Don't Jump on the Universal Basic Income Bandwagon Just Yet
Although cities are experimenting with modest guaranteed income programs, they shouldn't attempt to implement full-blown universal basic income programs.
Andrew Yang's presidential campaign in 2020 was focused on the idea of a "Freedom Dividend" - a universal basic income (UBI) that would be given to every person. Although Yang's campaign was not successful, the idea of a guaranteed income is still being explored by cities and other organizations. However, these more modest programs are unlikely to have a major impact on inequality in cities or across the nation.
I think that guaranteed income is a great idea that is gaining momentum in cities across the country. I believe that this type of program could help to alleviate poverty and provide stability for families and individuals. I think it is important for cities to continue to experiment with different types of guaranteed income programs to find what works best for their community.
I support the idea of a guaranteed income floor for all Americans. This would help to ensure that everyone has a basic level of financial security, and it would also help to reduce poverty and inequality. I believe that 81 mayors who have signed on to this idea are on the right track, and I hope that more cities and states will pilot programs like this in the future.
In my forthcoming book, Unequal Cities, I argue that cities' structural political and economic disadvantages make it virtually impossible for them to create their own welfare states, even though they have pressing fiscal and social needs. Cities are suffering from inequality and economic discrimination, and they are trying to find ways to address these issues. However, without help from the state or federal government, it will be difficult for them to make any significant progress.
I believe that these modest, targeted programs can help to improve the lives of low-income people, especially those with young children. These programs can provide a much-needed safety net for these individuals and families, and help to break the cycle of poverty.
There is a lot of debate surrounding the idea of a Universal Basic Income (UBI), with some proponents envisioning a world where work would become essentially voluntary. However, most people don't believe that UBI would completely replace existing welfare state social programs. The main disagreement is whether UBI would supplement or replace these programs.
I think that a UBI is a great idea and I love that Stern and Murray are both advocating for it. I think that it is important to have a UBI that reinforcing health care and other social supports. I do not think that we should eliminate a wide range of income, child care, health, housing, and other programs and convert the funds to a cash payment.
I believe that all city-based income programs should aim to provide universal coverage, with high levels of income and no cuts to social programs. programs like Los Angeles' BIG: LEAP are a great step in the right direction, but we need to do more to help those in need.
There is a growing movement to provide guaranteed basic incomes to people in cities across the United States. These programs vary in scope and size, but all share the goal of providing financial security to those who need it most. The most ambitious of these programs is in Chicago, where the city is working to provide a guaranteed income of $500 per month to every resident. This program is still in the planning stages, but it has the potential to transform the lives of millions of people in the city. Other city programs are more modest; you can see a detailed map at the Mayor’s Project. St. Paul’s “People’s Prosperity Pilot” initially provided 150 families with a total of $9000 over 18 months. (A new round will offer more funding plus deposits into college savings accounts.) Gainesville, Florida launched “Just Income GNV,” providing up to $7600 in one year for 115 “justice-impacted people” (people released from jail or prison or on felony probation). These programs are a good first step, but there is still much more work to be done to ensure that everyone has a guaranteed basic income. With the right policies in place, we can make sure that no one is left behind.
There are a number of concerns that have been raised about the feasibility and desirability of a universal basic income (UBI). These include the potential for it to be used as a way to reduce or eliminate the welfare state, the political opposition to delinking work from government support, and whether guaranteed job programs might be a better alternative for addressing chronic poverty and unemployment. Personally, I have a number of practical and philosophical concerns about UBI that trouble me as an anti-poverty advocate. However, I believe that it is important to continue to explore the possibility of implementing a UBI as a way to address some of the most pressing issues facing our society today.

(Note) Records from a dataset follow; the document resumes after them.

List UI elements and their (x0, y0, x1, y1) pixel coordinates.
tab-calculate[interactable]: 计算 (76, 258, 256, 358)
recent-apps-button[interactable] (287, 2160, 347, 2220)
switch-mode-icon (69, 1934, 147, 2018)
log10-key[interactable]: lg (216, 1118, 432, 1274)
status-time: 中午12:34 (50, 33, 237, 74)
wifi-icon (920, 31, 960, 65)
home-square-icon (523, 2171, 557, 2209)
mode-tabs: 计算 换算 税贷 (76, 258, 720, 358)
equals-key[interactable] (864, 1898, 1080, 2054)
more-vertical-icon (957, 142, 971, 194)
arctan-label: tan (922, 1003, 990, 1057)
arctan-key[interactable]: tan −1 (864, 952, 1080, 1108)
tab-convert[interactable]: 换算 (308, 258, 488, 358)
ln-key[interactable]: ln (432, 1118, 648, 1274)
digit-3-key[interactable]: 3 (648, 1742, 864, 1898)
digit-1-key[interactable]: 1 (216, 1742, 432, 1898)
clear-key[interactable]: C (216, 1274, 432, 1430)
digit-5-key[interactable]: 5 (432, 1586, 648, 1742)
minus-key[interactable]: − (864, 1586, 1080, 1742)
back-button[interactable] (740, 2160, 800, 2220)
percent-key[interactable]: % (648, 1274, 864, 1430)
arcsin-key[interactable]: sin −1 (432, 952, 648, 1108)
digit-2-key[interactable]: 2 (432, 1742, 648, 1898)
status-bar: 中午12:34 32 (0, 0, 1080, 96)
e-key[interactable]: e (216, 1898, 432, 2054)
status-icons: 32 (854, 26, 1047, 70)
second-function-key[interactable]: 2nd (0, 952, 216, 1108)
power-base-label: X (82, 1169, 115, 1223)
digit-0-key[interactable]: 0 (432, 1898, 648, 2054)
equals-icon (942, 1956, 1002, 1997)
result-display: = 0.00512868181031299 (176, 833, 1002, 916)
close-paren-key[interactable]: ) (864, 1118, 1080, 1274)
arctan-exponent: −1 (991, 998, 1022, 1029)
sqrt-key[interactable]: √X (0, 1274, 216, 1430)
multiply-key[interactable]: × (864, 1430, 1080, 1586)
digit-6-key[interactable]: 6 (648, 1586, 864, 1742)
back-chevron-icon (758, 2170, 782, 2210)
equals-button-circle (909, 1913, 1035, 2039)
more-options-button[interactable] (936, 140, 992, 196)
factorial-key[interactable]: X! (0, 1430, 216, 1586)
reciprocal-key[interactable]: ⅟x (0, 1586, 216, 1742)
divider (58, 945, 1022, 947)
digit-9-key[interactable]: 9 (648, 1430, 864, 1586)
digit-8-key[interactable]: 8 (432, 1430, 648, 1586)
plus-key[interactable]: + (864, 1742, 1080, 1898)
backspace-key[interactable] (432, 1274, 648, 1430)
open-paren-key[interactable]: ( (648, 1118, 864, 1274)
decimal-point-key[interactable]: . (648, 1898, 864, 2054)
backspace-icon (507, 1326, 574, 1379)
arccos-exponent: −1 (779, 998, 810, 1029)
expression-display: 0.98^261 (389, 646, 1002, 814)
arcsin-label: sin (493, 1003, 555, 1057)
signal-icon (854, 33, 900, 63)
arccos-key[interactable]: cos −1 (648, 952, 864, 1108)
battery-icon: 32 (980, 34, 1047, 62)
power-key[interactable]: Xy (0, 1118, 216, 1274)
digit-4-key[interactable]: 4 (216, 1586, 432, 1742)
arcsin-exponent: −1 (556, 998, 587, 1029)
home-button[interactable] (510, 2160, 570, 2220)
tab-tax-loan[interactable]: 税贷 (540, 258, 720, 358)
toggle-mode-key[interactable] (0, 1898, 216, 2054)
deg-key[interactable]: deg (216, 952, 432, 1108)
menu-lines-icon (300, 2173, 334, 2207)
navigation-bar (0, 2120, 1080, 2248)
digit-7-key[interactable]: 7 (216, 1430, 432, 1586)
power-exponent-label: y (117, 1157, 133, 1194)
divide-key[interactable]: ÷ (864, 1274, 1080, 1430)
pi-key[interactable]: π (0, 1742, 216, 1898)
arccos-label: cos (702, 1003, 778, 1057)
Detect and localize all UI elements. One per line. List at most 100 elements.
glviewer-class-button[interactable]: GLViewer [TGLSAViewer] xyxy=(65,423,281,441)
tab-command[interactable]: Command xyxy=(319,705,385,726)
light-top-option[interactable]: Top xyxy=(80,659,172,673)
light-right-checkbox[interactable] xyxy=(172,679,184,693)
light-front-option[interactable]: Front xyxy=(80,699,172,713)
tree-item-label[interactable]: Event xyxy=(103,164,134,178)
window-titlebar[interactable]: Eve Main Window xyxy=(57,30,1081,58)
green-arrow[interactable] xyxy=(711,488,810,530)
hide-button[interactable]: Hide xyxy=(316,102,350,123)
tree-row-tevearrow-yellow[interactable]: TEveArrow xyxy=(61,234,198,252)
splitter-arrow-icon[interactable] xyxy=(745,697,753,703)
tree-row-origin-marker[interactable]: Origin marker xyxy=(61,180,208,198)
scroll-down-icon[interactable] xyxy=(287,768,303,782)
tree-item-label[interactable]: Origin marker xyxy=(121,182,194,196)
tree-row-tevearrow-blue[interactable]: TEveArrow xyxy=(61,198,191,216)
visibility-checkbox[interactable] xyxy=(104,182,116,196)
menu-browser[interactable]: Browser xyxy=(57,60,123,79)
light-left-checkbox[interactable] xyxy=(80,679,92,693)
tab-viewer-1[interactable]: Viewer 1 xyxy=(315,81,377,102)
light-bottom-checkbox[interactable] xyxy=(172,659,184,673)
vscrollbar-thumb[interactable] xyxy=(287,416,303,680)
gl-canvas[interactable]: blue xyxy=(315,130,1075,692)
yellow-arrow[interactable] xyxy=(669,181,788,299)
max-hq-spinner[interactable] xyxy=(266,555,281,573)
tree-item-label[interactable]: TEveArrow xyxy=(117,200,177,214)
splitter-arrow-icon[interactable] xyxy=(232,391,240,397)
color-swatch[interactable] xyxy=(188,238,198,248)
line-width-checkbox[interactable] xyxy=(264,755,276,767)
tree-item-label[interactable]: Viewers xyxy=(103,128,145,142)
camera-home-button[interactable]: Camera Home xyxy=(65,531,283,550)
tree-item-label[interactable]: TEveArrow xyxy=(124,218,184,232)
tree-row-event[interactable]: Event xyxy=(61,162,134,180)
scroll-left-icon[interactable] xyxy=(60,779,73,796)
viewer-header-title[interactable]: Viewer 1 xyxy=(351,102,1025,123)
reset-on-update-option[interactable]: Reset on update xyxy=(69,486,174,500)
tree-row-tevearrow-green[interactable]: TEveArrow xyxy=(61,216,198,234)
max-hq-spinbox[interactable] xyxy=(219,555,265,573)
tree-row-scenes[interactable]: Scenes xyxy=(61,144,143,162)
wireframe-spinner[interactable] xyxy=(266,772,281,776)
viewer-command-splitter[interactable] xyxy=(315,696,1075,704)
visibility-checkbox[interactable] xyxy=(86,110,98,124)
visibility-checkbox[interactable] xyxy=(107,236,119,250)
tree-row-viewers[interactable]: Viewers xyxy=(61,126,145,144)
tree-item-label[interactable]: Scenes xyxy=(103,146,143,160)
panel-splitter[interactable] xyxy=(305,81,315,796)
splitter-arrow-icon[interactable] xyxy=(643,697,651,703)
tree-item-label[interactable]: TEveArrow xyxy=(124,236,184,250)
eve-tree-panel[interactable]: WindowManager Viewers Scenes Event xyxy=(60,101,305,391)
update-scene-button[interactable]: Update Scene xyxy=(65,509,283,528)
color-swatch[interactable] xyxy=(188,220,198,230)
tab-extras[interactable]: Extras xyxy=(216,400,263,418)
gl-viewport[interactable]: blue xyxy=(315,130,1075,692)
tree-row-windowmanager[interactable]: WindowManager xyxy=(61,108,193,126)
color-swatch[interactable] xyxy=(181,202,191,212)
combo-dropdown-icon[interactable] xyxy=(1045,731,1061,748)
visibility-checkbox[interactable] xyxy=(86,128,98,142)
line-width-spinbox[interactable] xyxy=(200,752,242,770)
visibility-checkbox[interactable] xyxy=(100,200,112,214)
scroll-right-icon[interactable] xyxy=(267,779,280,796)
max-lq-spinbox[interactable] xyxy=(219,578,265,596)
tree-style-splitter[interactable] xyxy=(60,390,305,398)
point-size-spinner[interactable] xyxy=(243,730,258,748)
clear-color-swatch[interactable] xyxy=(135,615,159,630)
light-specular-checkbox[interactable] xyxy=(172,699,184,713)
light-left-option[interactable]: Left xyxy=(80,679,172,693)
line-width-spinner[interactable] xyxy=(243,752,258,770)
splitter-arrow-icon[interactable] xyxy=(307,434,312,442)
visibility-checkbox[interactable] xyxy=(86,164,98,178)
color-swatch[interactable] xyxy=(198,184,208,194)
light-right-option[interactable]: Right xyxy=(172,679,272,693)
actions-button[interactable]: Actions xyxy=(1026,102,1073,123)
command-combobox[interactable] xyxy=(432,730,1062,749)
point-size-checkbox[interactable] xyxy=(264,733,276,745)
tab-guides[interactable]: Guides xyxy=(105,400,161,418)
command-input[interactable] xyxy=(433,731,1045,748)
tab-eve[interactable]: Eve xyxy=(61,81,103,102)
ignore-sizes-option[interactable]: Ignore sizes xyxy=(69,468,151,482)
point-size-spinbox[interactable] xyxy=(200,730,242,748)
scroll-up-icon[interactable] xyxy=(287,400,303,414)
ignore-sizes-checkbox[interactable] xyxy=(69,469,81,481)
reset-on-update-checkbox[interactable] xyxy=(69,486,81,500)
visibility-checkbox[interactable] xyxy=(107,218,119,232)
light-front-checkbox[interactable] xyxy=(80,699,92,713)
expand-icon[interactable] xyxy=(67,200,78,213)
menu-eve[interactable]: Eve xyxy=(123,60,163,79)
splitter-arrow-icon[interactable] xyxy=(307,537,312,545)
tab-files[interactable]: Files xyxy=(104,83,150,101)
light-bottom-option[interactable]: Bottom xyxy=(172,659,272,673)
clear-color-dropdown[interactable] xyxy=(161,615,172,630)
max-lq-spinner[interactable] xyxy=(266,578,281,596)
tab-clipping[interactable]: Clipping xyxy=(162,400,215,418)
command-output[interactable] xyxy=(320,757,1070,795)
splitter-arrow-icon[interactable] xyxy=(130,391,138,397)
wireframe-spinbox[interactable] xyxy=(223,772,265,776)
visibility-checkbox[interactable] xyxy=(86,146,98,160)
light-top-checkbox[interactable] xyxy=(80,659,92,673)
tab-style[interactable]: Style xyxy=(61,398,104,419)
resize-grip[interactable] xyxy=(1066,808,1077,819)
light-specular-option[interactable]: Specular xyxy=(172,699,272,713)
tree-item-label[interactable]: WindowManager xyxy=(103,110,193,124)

The push for universal basic income (UBI) is gaining momentum, but we are not quite there yet. Cities are experimenting with time-limited and modest payments to low-income people, using federal and private philanthropic funds. Evaluation research is ongoing, and we will learn from these programs. With continued support, UBI could become a reality, providing much-needed financial security for many people across the globe.
I believe that the city-based pilot programs will have a positive impact on how cash assistance is delivered to poor households with children. While they may not lead to a major revolution in how cities design and fund welfare programs, I believe they will help to make these programs more effective and efficient. Ultimately, this will benefit society as a whole by helping to reduce poverty and inequality.